Além dos 20 kg de peixe, Lopes conta que também foram doados cerca de 150 kg de frutas e legumes, "cerca de 500 ovos, 10kg de queijo e 60 litros de leite". "Prejuízo não é doar, é ter que jogar fora", calcula o dono da franquia de restaurantes brasileiros. "Não tem como entrar em pânico, minha preocupação é que meus funcionários não percam o emprego", diz Ricardo.
"Eles estão tecnicamente desempregados, nisso que chamamos aqui de 'chômage technique'. Sem essa medida, e a suspensão do teto mínimo ['plafond'] do salário mínimo [o SMIC, na França], seria impossível manter meus funcionários, eu teria que demitir uma boa parte deles", afirma Lopes, citando algumas das medidas que o governo francês estabeleceu para ajudar os empresários. "O desemprego técnico funciona assim: eu não pago o salário integral, mas uma parte dele, e depois o governo da França me reembolsa", explica Lopes.

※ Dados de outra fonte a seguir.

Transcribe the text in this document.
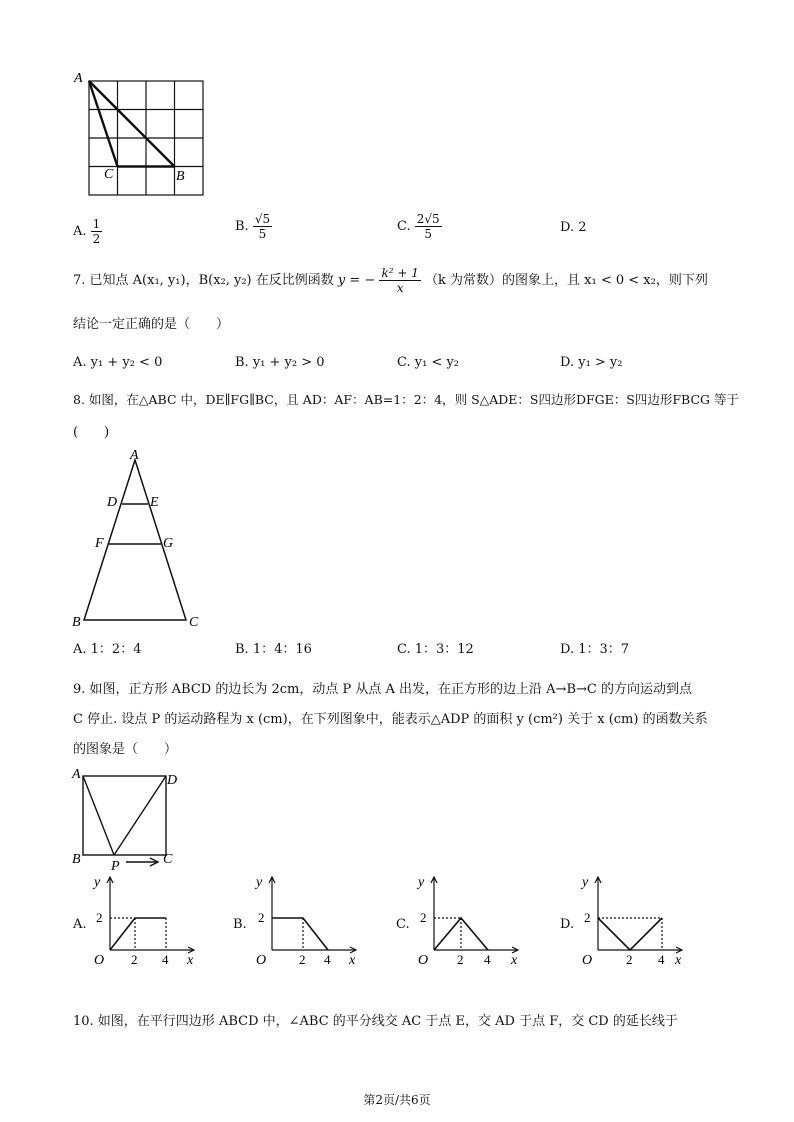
A
C	B
A. $\frac{1}{2}$	B. $\frac{√5}{5}$	C. $\frac{2√5}{5}$	D. 2
7. 已知点 A(x₁, y₁)，B(x₂, y₂) 在反比例函数 y = − $\frac{\text{k² + 1}}{x} (k$ 为常数）的图象上，且 x₁ < 0 < x₂，则下列
结论一定正确的是（　　）
A. y₁ + y₂ < 0	B. y₁ + y₂ > 0	C. y₁ < y₂	D. y₁ > y₂
8. 如图，在△ABC 中，DE∥FG∥BC，且 AD：AF：AB=1：2：4，则 S△ADE：S四边形DFGE：S四边形FBCG 等于
(　　)
A
D E
F	G
B	C
A. 1：2：4	B. 1：4：16	C. 1：3：12	D. 1：3：7
9. 如图，正方形 ABCD 的边长为 2cm，动点 P 从点 A 出发，在正方形的边上沿 A→B→C 的方向运动到点
C 停止. 设点 P 的运动路程为 x (cm)，在下列图象中，能表示△ADP 的面积 y (cm²) 关于 x (cm) 的函数关系
的图象是（　　）
A	D
B P	C
A.	B.	C.	D.
y
2
O 2 4 x
y
2
O	2 4 x
y
2
O 2 4 x
y
2
O	2 4 x
10. 如图，在平行四边形 ABCD 中，∠ABC 的平分线交 AC 于点 E，交 AD 于点 F，交 CD 的延长线于
第2页/共6页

"Fico feliz de não estar começando meu negócio hoje. Graças aos dois restaurantes Boteco que já são bem conhecidos do público parisiense, tenho capital de giro o suficiente para segurar a onda do terceiro, o "Boteco Comptoir", que foi inaugurado em 14 de fevereiro", conta o empresário brasileiro, que não perde a esperança: "acho que nós, brasileiros, conseguimos ter mais humor do que os franceses nesse momento, esse é um diferencial nosso", aposta Lopes.
Mas nem todos os restaurantes parisienses vêm se comportando da mesma forma. Stéphane B., 56, proprietário de um restaurante localizado no conhecido "Marché de Sécretan", no 19° distrito da capital francesa, conta que preferiu distribuir seu estoque "com os vizinhos do prédio". "A logística [de doações] seria muito complicada. Não quero criar mais um problema para meu restaurante", diz o francês, que serve uma média de 200 mesas por serviço em seu estabelecimento. Surpreendido com vários carrinhos de feira cheios de alimentos do estoque de seu restaurante, Stéphane conta que, "junto com os vizinhos", "elaboramos um plano para dividir os perecíveis".

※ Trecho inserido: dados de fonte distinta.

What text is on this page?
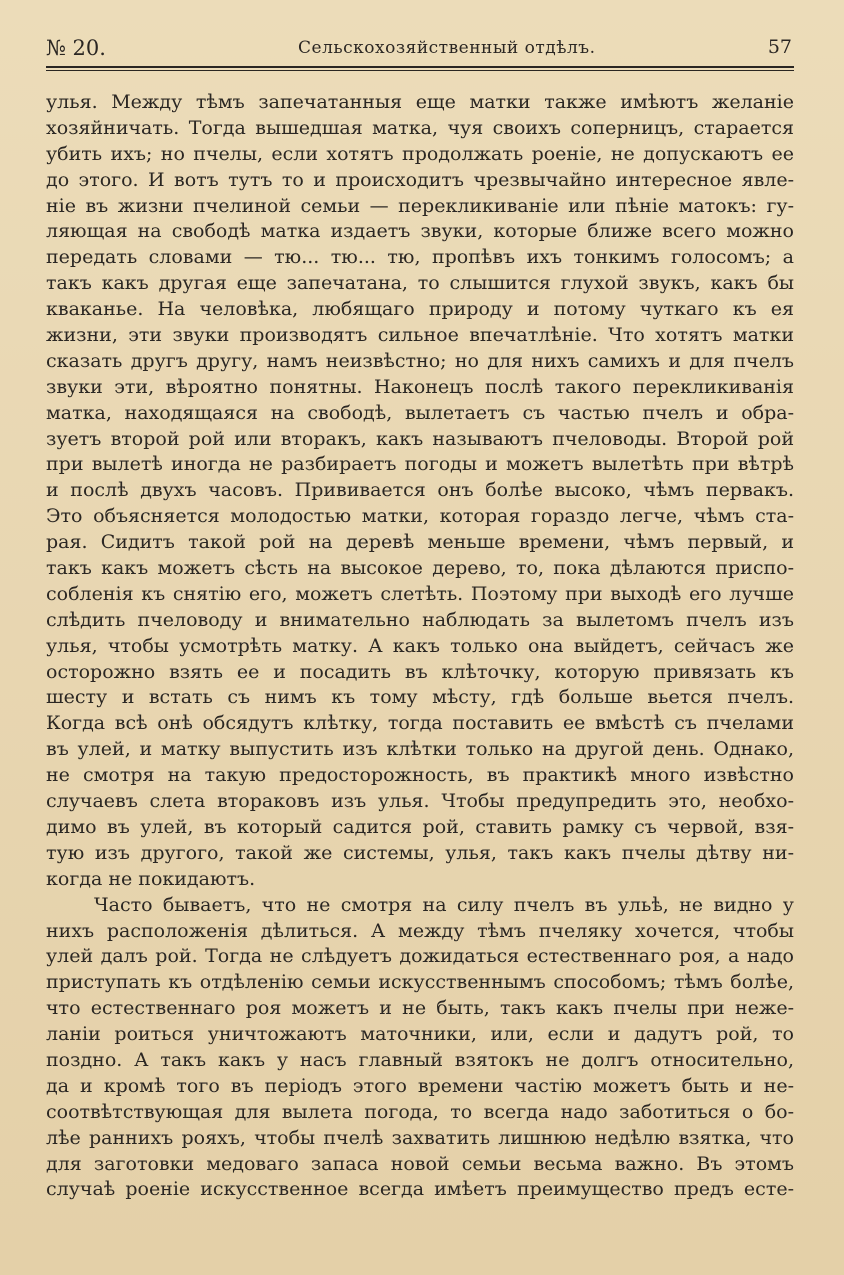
№ 20.	Сельскохозяйственный отдѣлъ.	57
улья. Между тѣмъ запечатанныя еще матки также имѣютъ желаніе
хозяйничать. Тогда вышедшая матка, чуя своихъ соперницъ, старается
убить ихъ; но пчелы, если хотятъ продолжать роеніе, не допускаютъ ее
до этого. И вотъ тутъ то и происходитъ чрезвычайно интересное явле-
ніе въ жизни пчелиной семьи — перекликиваніе или пѣніе матокъ: гу-
ляющая на свободѣ матка издаетъ звуки, которые ближе всего можно
передать словами — тю... тю... тю, пропѣвъ ихъ тонкимъ голосомъ; а
такъ какъ другая еще запечатана, то слышится глухой звукъ, какъ бы
кваканье. На человѣка, любящаго природу и потому чуткаго къ ея
жизни, эти звуки производятъ сильное впечатлѣніе. Что хотятъ матки
сказать другъ другу, намъ неизвѣстно; но для нихъ самихъ и для пчелъ
звуки эти, вѣроятно понятны. Наконецъ послѣ такого перекликиванія
матка, находящаяся на свободѣ, вылетаетъ съ частью пчелъ и обра-
зуетъ второй рой или вторакъ, какъ называютъ пчеловоды. Второй рой
при вылетѣ иногда не разбираетъ погоды и можетъ вылетѣть при вѣтрѣ
и послѣ двухъ часовъ. Прививается онъ болѣе высоко, чѣмъ первакъ.
Это объясняется молодостью матки, которая гораздо легче, чѣмъ ста-
рая. Сидитъ такой рой на деревѣ меньше времени, чѣмъ первый, и
такъ какъ можетъ сѣсть на высокое дерево, то, пока дѣлаются приспо-
собленія къ снятію его, можетъ слетѣть. Поэтому при выходѣ его лучше
слѣдить пчеловоду и внимательно наблюдать за вылетомъ пчелъ изъ
улья, чтобы усмотрѣть матку. А какъ только она выйдетъ, сейчасъ же
осторожно взять ее и посадить въ клѣточку, которую привязать къ
шесту и встать съ нимъ къ тому мѣсту, гдѣ больше вьется пчелъ.
Когда всѣ онѣ обсядутъ клѣтку, тогда поставить ее вмѣстѣ съ пчелами
въ улей, и матку выпустить изъ клѣтки только на другой день. Однако,
не смотря на такую предосторожность, въ практикѣ много извѣстно
случаевъ слета втораковъ изъ улья. Чтобы предупредить это, необхо-
димо въ улей, въ который садится рой, ставить рамку съ червой, взя-
тую изъ другого, такой же системы, улья, такъ какъ пчелы дѣтву ни-
когда не покидаютъ.
Часто бываетъ, что не смотря на силу пчелъ въ ульѣ, не видно у
нихъ расположенія дѣлиться. А между тѣмъ пчеляку хочется, чтобы
улей далъ рой. Тогда не слѣдуетъ дожидаться естественнаго роя, а надо
приступать къ отдѣленію семьи искусственнымъ способомъ; тѣмъ болѣе,
что естественнаго роя можетъ и не быть, такъ какъ пчелы при нежe-
ланіи роиться уничтожаютъ маточники, или, если и дадутъ рой, то
поздно. А такъ какъ у насъ главный взятокъ не долгъ относительно,
да и кромѣ того въ періодъ этого времени частію можетъ быть и не-
соотвѣтствующая для вылета погода, то всегда надо заботиться о бо-
лѣе раннихъ рояхъ, чтобы пчелѣ захватить лишнюю недѣлю взятка, что
для заготовки медоваго запаса новой семьи весьма важно. Въ этомъ
случаѣ роеніе искусственное всегда имѣетъ преимущество предъ есте-
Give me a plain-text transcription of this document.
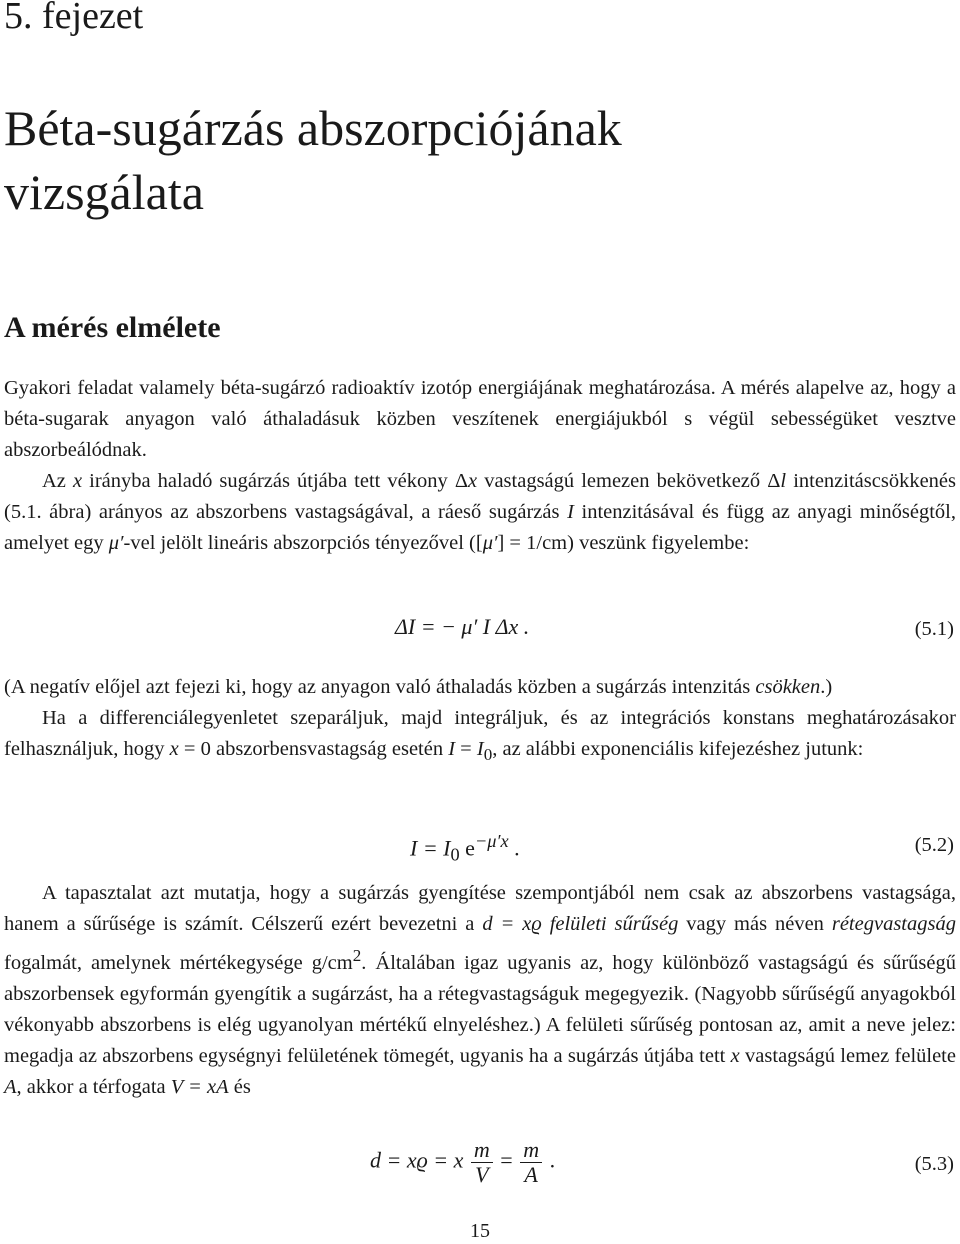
5. fejezet
Béta-sugárzás abszorpciójának
vizsgálata
A mérés elmélete

Gyakori feladat valamely béta-sugárzó radioaktív izotóp energiájának meghatározása. A mérés alapelve az, hogy a béta-sugarak anyagon való áthaladásuk közben veszítenek energiájukból s végül sebességüket vesztve abszorbeálódnak.

Az x irányba haladó sugárzás útjába tett vékony Δx vastagságú lemezen bekövetkező Δl intenzitáscsökkenés (5.1. ábra) arányos az abszorbens vastagságával, a ráeső sugárzás I intenzitásával és függ az anyagi minőségtől, amelyet egy μ′-vel jelölt lineáris abszorpciós tényezővel ([μ′] = 1/cm) veszünk figyelembe:

ΔI = − μ′ I Δx .	(5.1)

(A negatív előjel azt fejezi ki, hogy az anyagon való áthaladás közben a sugárzás intenzitás csökken.)

Ha a differenciálegyenletet szeparáljuk, majd integráljuk, és az integrációs konstans meghatározásakor felhasználjuk, hogy x = 0 abszorbensvastagság esetén $I = I_0$, az alábbi exponenciális kifejezéshez jutunk:

$I = I_0$ $e^{-\mu'x}$ .	(5.2)

A tapasztalat azt mutatja, hogy a sugárzás gyengítése szempontjából nem csak az abszorbens vastagsága, hanem a sűrűsége is számít. Célszerű ezért bevezetni a d = xϱ felületi sűrűség vagy más néven rétegvastagság fogalmát, amelynek mértékegysége $g/cm^2$. Általában igaz ugyanis az, hogy különböző vastagságú és sűrűségű abszorbensek egyformán gyengítik a sugárzást, ha a rétegvastagságuk megegyezik. (Nagyobb sűrűségű anyagokból vékonyabb abszorbens is elég ugyanolyan mértékű elnyeléshez.) A felületi sűrűség pontosan az, amit a neve jelez: megadja az abszorbens egységnyi felületének tömegét, ugyanis ha a sugárzás útjába tett x vastagságú lemez felülete A, akkor a térfogata V = xA és

d = xϱ = x $\frac{m}{V} = \frac{m}{A}$ .	(5.3)
15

Nesta segunda-feira (16), os franceses da capital acorreram aos mercados e supermercados, após um final de semana de sol, onde muitos se atreveram a sair em grupos em parques e locais públicos, apesar das recomendações das autoridades. Tendo em vista os crescentes rumores de um confinamento total, que poderá ser anunciado pelo presidente francês na noite de hoje, as filas estiveram grandes nos supermercados, com várias prateleiras de não-perecíveis vazias, como aquelas reservadas às massas e conservas. Nas filas e nos caixas, o figurino parisiense já incorporou com tranquilidade as máscaras e luvas plásticas, seja na equipe de funcionários ou no público, conforme constatou a reportagem nesta segunda-feira.